Tested three open-source Image-to-3D models:

  • TencentARC : Pixal3D, https://huggingface.co/TencentARC/Pixal3D
  • Tencent Hunyuan3D-2, https://huggingface.co/tencent/Hunyuan3D-2
  • Microsoft TRELLIS.2-4B, https://huggingface.co/microsoft/TRELLIS.2-4B

After comparison, Hunyuan3D delivered the best overall results.

Vibe Coding

The development process combined both Gemini 3.5 and GPT-5.5:

  • Gemini 3.5
    Handled 3D GLB model interaction relatively well and generated usable interaction logic quickly, but the UI fidelity was not ideal.
  • GPT-5.5
    Produced much better UI restoration and styling quality, but struggled with GLB model positioning, camera alignment, and spatial interaction. Even after multiple correction cycles, the final result was still inconsistent.

Eventually, the best approach was letting GPT-5.5 reference the 3D interaction code generated by Gemini 3.5, and then using GPT-5.5 primarily for UI and visual refinement.

Conclusion

The biggest bottleneck is still the current state of Image-to-3D generation.

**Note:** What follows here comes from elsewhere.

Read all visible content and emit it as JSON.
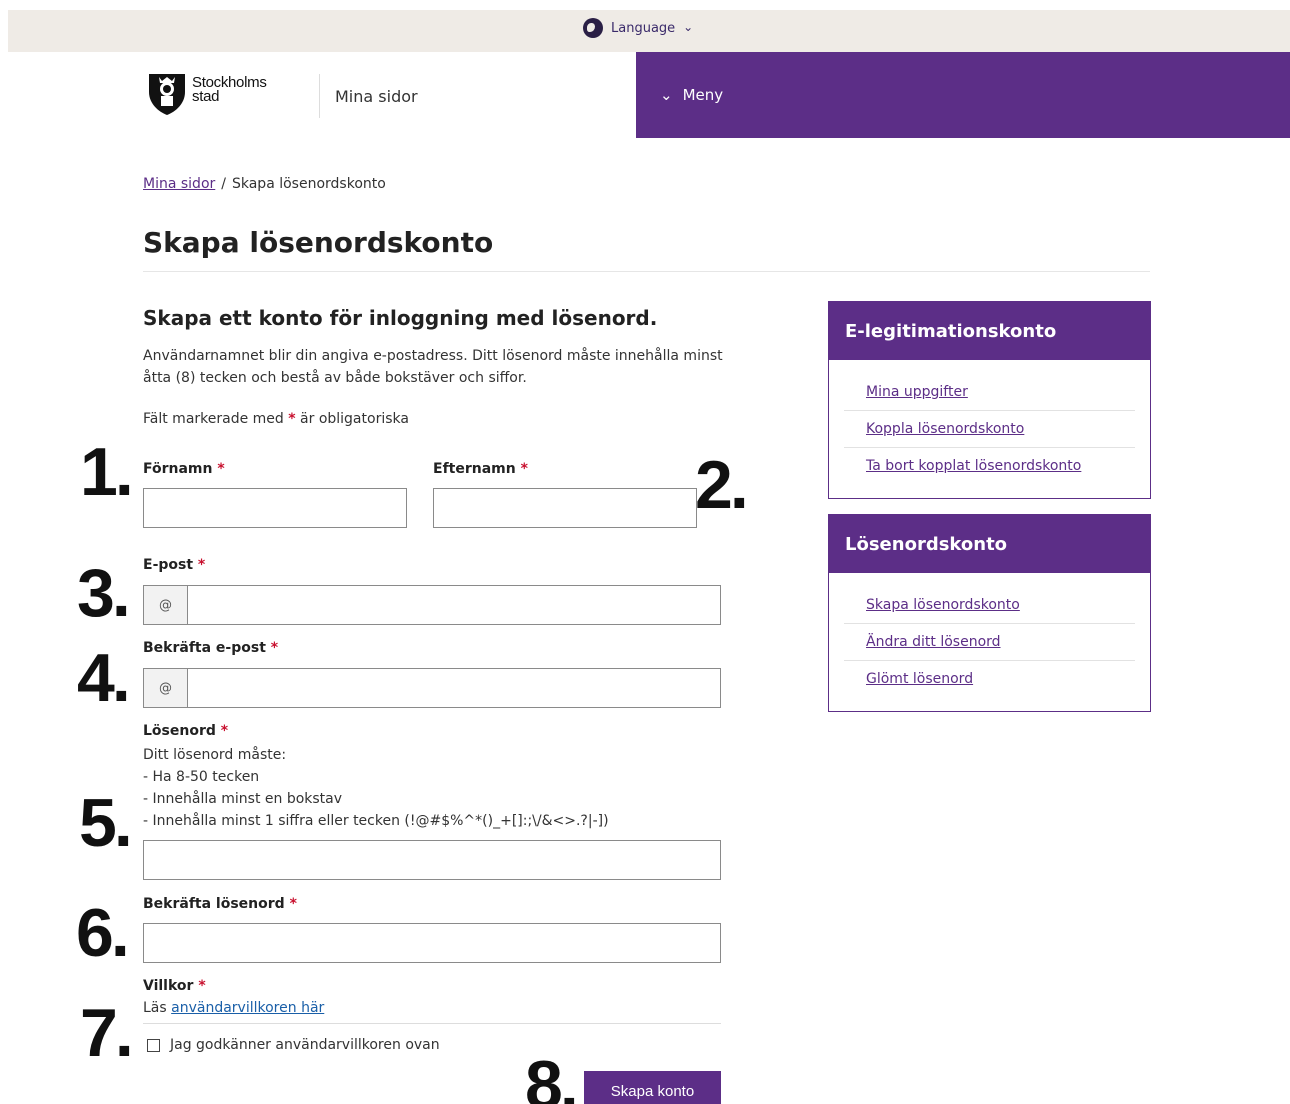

For real-world heavy machinery, there are still several major limitations:

  • Incomplete structural recognition of complex mechanical equipment
  • Rough material quality, especially for glass and metallic surfaces
  • Generated models are usually merged into a single mesh, making it difficult to animate or control individual components separately

Because of these limitations, it is still difficult to directly deploy this workflow into real production-level business scenarios today.

That said, if high-quality 3D assets already exist, combining them with AI-powered vibe coding is already a very promising way to rapidly build interactive 3D monitoring platforms with real-time data visualization and modern UI experiences.